New strategies for skin regeneration are needed in order to provide effective treatment for cutaneous wounds and disease. Mesenchymal stem cells (MSCs) are an attractive source of cells for tissue engineering because of their prolonged self-renewal capacity, multipotentiality, and ability to release active molecules important for tissue repair. In this paper, we show that human skin-derived mesenchymal stromal cells (SD-MSCs) display similar characteristics to the multipotent MSCs. We also evaluate their growth in a three-dimensional (3D) culture system with dermal substitutes (Integra and Pelnac). When cultured in monolayers, SD-MSCs expressed mesenchymal markers, such as CD105, Fibronectin, and α-SMA; and neural markers, such as Nestin and ßIII-Tubulin; at transcriptional and/or protein level. Integra and Pelnac equally supported the adhesion, spread and growth of human SD-MSCs in 3D culture, maintaining the MSC characteristics and the expression of multilineage markers. Therefore, dermal substitutes support the growth of mesenchymal stromal cells from human skin, promising an effective tool for tissue engineering and regenerative technology.

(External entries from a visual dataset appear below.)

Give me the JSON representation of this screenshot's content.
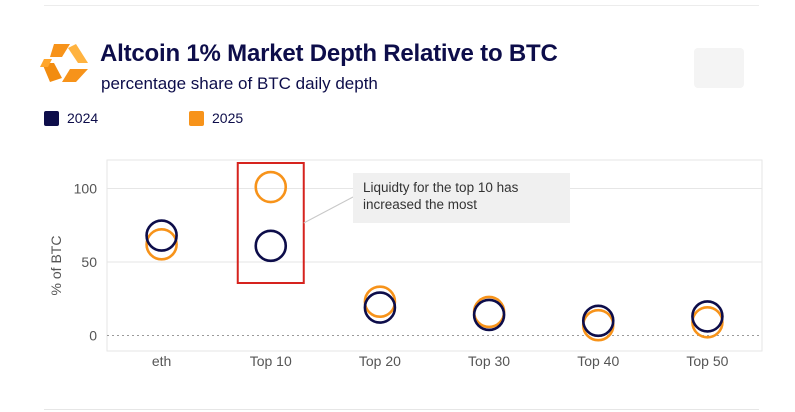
{
  "header": {
    "title": "Altcoin 1% Market Depth Relative to BTC",
    "subtitle": "percentage share of BTC daily depth"
  },
  "logo": {
    "name": "kaiko-logo-icon"
  },
  "colors": {
    "series_2024": "#0d0d4a",
    "series_2025": "#f7931a",
    "highlight": "#d6231e",
    "grid": "#e6e6e6"
  },
  "legend": [
    {
      "label": "2024",
      "color": "#0d0d4a"
    },
    {
      "label": "2025",
      "color": "#f7931a"
    }
  ],
  "annotation": {
    "text": "Liquidty for the top 10 has increased the most",
    "target_category": "Top 10"
  },
  "chart_data": {
    "type": "scatter",
    "title": "Altcoin 1% Market Depth Relative to BTC",
    "subtitle": "percentage share of BTC daily depth",
    "xlabel": "",
    "ylabel": "% of BTC",
    "categories": [
      "eth",
      "Top 10",
      "Top 20",
      "Top 30",
      "Top 40",
      "Top 50"
    ],
    "series": [
      {
        "name": "2024",
        "color": "#0d0d4a",
        "values": [
          68,
          61,
          19,
          14,
          10,
          13
        ]
      },
      {
        "name": "2025",
        "color": "#f7931a",
        "values": [
          62,
          101,
          23,
          16,
          7,
          9
        ]
      }
    ],
    "yticks": [
      0,
      50,
      100
    ],
    "ylim": [
      -10,
      115
    ],
    "grid": true,
    "legend_position": "top-left"
  }
}
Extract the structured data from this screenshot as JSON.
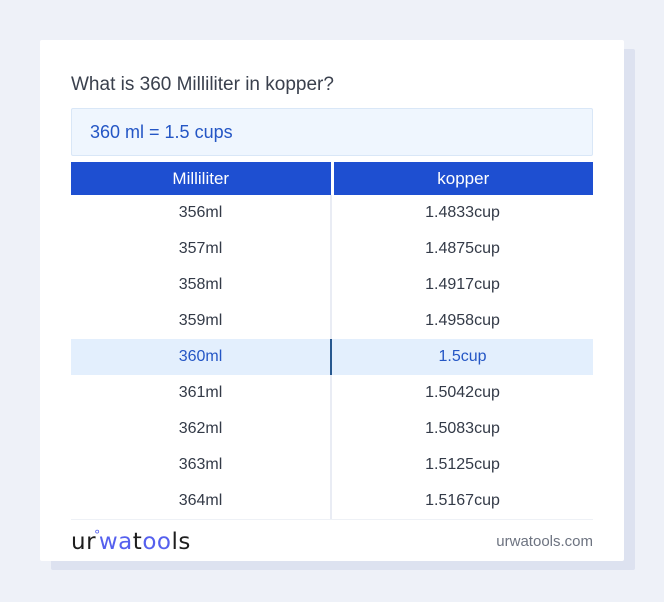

Human placenta-derived mesenchymal stem cells acquire neural phenotype under the appropriate niche conditions.

Mesenchymal stem cells (MSCs) are multipotent stem cells with clinical interest. It has been reported that MSCs can be isolated from the human term placenta. We investigated the ability of human placenta-derived MSCs to differentiate into a neural phenotype in coculture assays with astrocytes obtained from neonatal rats. Placenta-derived MSCs were cocultured on a confluent monolayer of astrocytes obtained from the rat cerebellum to evaluate the differences in morphology. The extracellular matrix (ECM) produced by astrocytes as well as the growth factors produced by the astrocyte-conditioned medium were evaluated. The expression of the neural markers glial fibrillate acid protein (GFAP) and Nestin was studied in MSCs by immunocytochemistry. MSCs were able to respond to the astrocyte niche in coculture assays. They expressed the neural markers GFAP, Nestin, or ß-Tubulin III, followed by an outgrowth of cell processes. The ECM from astrocytes was not effective in inducing the neural phenotype in MSCs, although the expression of ß-Tubulin III was observed. When MSCs were cocultured with cerebellar astrocytes from newborn rats, a neural phenotype was achieved. This was determined by immunocytochemistry to GFAP, Nestin, or ß-Tubulin III and by morphological changes. It was achieved without the addition of exogenous differentiation factors. This demonstrates that placenta-derived MSCs may be able to differentiate into neural cell types when in direct contact with a neural environment.